We were sent later on to my father's family's house, and were strictly forbidden, especially me, to go back to that house. Little did they know, nothing could stop a curious 9 yr-old boy from doing what he has in plan. I found an excuse and went out. Although that was my first time walking in that area, I actually managed to go back and forth to where we were at. But I couldn't get any close, fearing someone might see me. However, I managed to sneak a peek and saw people of all sorts, all wearing black (?!) were gathered on that balcony. It seemed to me that having someone die, is basically an occasion for the whole family to gather in one place for some time after their egos have taken their toll on putting them apart, even though those who were fighting try to pick their mourning schedules to avoid meeting there. An occasion for people to try out that black expensive dress/suit they bought a while ago. An occasion to show off with cars and possessions. A chance to match couples, finding a bride for that woman's son in the Gulf, or looking for a stud for this woman's 20 yr-old gal. Hypocrisy at its best.

Meh, I'm getting off topic. My uncle was smiling, just like his mom, my grandma, who passed away 6 years later. I witnessed both, with my bare eyes, and no one could change the striking fact that they were both smiling when they passed away. Why grief then? Why not celebrate and dance?

Ever thought of what would happen if you passed away tomorrow? The below are two movies that I think are the breakthrough in such topics.

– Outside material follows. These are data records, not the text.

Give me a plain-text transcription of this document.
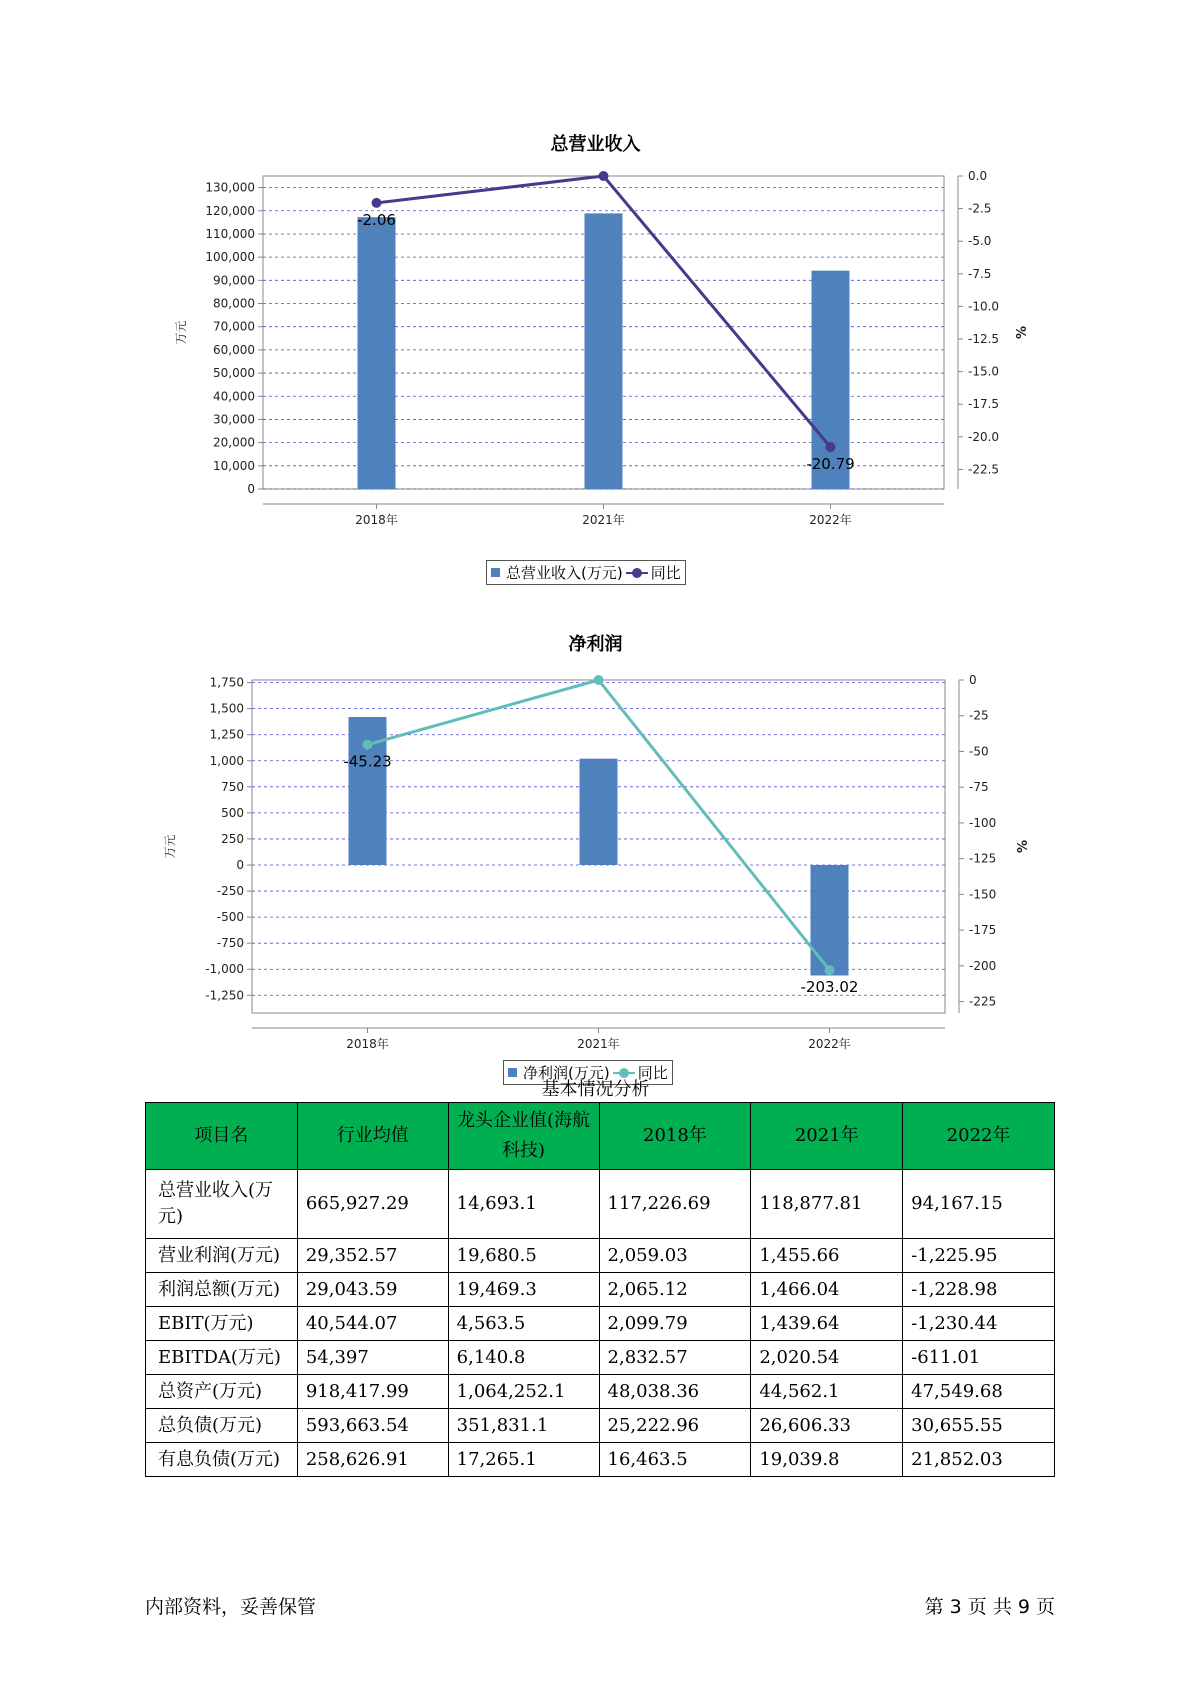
总营业收入
0
10,000
20,000
30,000
40,000
50,000
60,000
70,000
80,000
90,000
100,000
110,000
120,000
130,000
0.0
-2.5
-5.0
-7.5
-10.0
-12.5
-15.0
-17.5
-20.0
-22.5
万元	%
2018年	2021年	2022年
-2.06
-20.79
总营业收入(万元) 同比
净利润
1,750
1,500
1,250
1,000
750
500
250
0
-250
-500
-750
-1,000
-1,250
0
-25
-50
-75
-100
-125
-150
-175
-200
-225
万元	%
2018年	2021年	2022年
-45.23
-203.02
净利润(万元) 同比
基本情况分析
项目名	行业均值	龙头企业值(海航科技)	2018年	2021年	2022年
总营业收入(万元)	665,927.29	14,693.1	117,226.69	118,877.81	94,167.15
营业利润(万元)	29,352.57	19,680.5	2,059.03	1,455.66	-1,225.95
利润总额(万元)	29,043.59	19,469.3	2,065.12	1,466.04	-1,228.98
EBIT(万元)	40,544.07	4,563.5	2,099.79	1,439.64	-1,230.44
EBITDA(万元)	54,397	6,140.8	2,832.57	2,020.54	-611.01
总资产(万元)	918,417.99	1,064,252.1	48,038.36	44,562.1	47,549.68
总负债(万元)	593,663.54	351,831.1	25,222.96	26,606.33	30,655.55
有息负债(万元)	258,626.91	17,265.1	16,463.5	19,039.8	21,852.03
内部资料，妥善保管	第 3 页 共 9 页
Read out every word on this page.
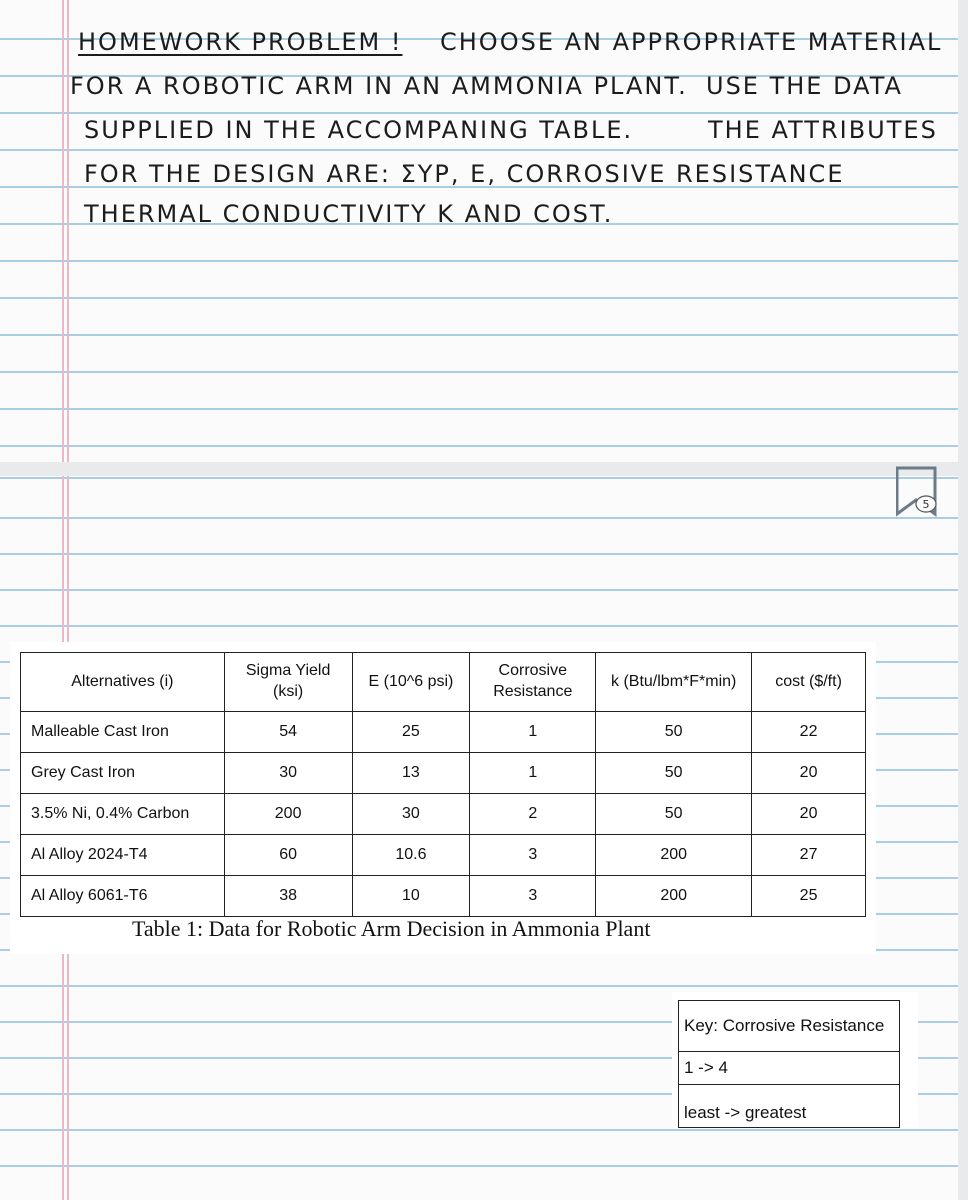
HOMEWORK PROBLEM ! CHOOSE AN APPROPRIATE MATERIAL
FOR A ROBOTIC ARM IN AN AMMONIA PLANT. USE THE DATA
SUPPLIED IN THE ACCOMPANING TABLE.	THE ATTRIBUTES
FOR THE DESIGN ARE: ΣYP, E, CORROSIVE RESISTANCE
THERMAL CONDUCTIVITY K AND COST.
5
Alternatives (i)	Sigma Yield (ksi)	E (10^6 psi)	Corrosive Resistance	k (Btu/lbm*F*min)	cost ($/ft)
Malleable Cast Iron	54	25	1	50	22
Grey Cast Iron	30	13	1	50	20
3.5% Ni, 0.4% Carbon	200	30	2	50	20
Al Alloy 2024-T4	60	10.6	3	200	27
Al Alloy 6061-T6	38	10	3	200	25
Table 1: Data for Robotic Arm Decision in Ammonia Plant
Key: Corrosive Resistance
1 -> 4
least -> greatest
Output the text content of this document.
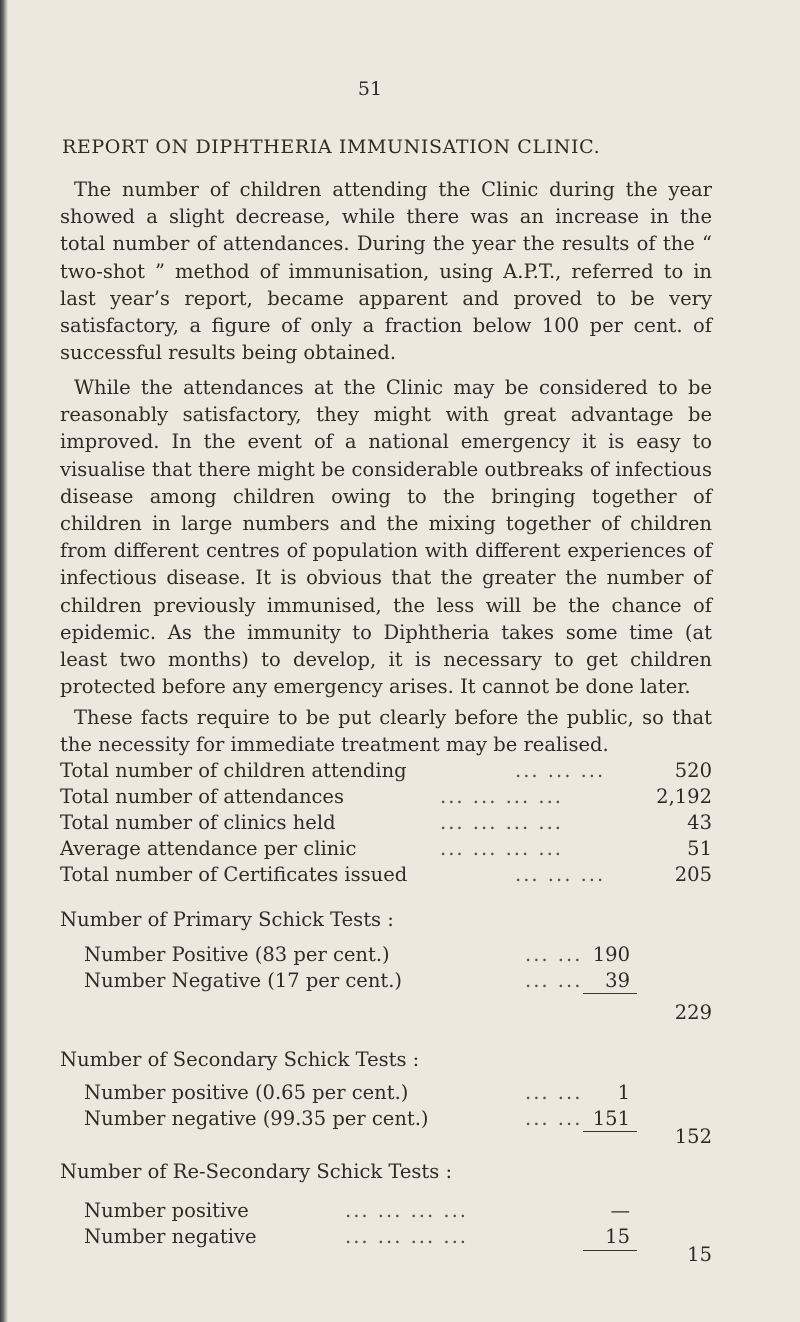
51
REPORT ON DIPHTHERIA IMMUNISATION CLINIC.

The number of children attending the Clinic during the year showed a slight decrease, while there was an increase in the total number of attendances. During the year the results of the “ two-shot ” method of immunisation, using A.P.T., referred to in last year’s report, became apparent and proved to be very satisfactory, a figure of only a fraction below 100 per cent. of successful results being obtained.

While the attendances at the Clinic may be considered to be reasonably satisfactory, they might with great advantage be improved. In the event of a national emergency it is easy to visualise that there might be considerable outbreaks of infectious disease among children owing to the bringing together of children in large numbers and the mixing together of children from different centres of population with different experiences of infectious disease. It is obvious that the greater the number of children previously immunised, the less will be the chance of epidemic. As the immunity to Diphtheria takes some time (at least two months) to develop, it is necessary to get children protected before any emergency arises. It cannot be done later.

These facts require to be put clearly before the public, so that the necessity for immediate treatment may be realised.

Total number of children attending	... ... ...	520
Total number of attendances	... ... ... ...	2,192
Total number of clinics held	... ... ... ...	43
Average attendance per clinic	... ... ... ...	51
Total number of Certificates issued	... ... ...	205
Number of Primary Schick Tests :
Number Positive (83 per cent.)	... ... 190
Number Negative (17 per cent.)	... ...	39
229
Number of Secondary Schick Tests :
Number positive (0.65 per cent.)	... ...	1
Number negative (99.35 per cent.)	... ... 151
152
Number of Re-Secondary Schick Tests :
Number positive	... ... ... ...	—
Number negative	... ... ... ...	15
15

And finally, here's an excerpt of a story I stumbled on a few minutes ago. Google translate will help those who never had falafel:

 يروى أن أعرابياً كان يسير على جمل له، فخرّ الجمل ميتاً، فنزل الأعرابي عنه، وجعل يطوف به ويتفكر فيه، ويقول:
ما لك لا تقوم؟
مالك لا تنبعث؟
!هذه أعضاؤك كاملة
!وجوارحك سالمة
ما شأنك ؟
ما الذي كان يحملك ؟
ما الذي صرعك ؟
ما الذي عن الحركة منعك ؟
..ثم تركه وانصرف متعجباً من أمره، متفكراً في شأنه

We haven't changed a bit, did we?

1 comment:

  1. I have a feel that I am gonna die so soon, I don't know when but I hope not tomorrow. I know that dream which come over again and again will be reality. I do really feel fear of facing my destiny.
    I hope I can choose when I want to die.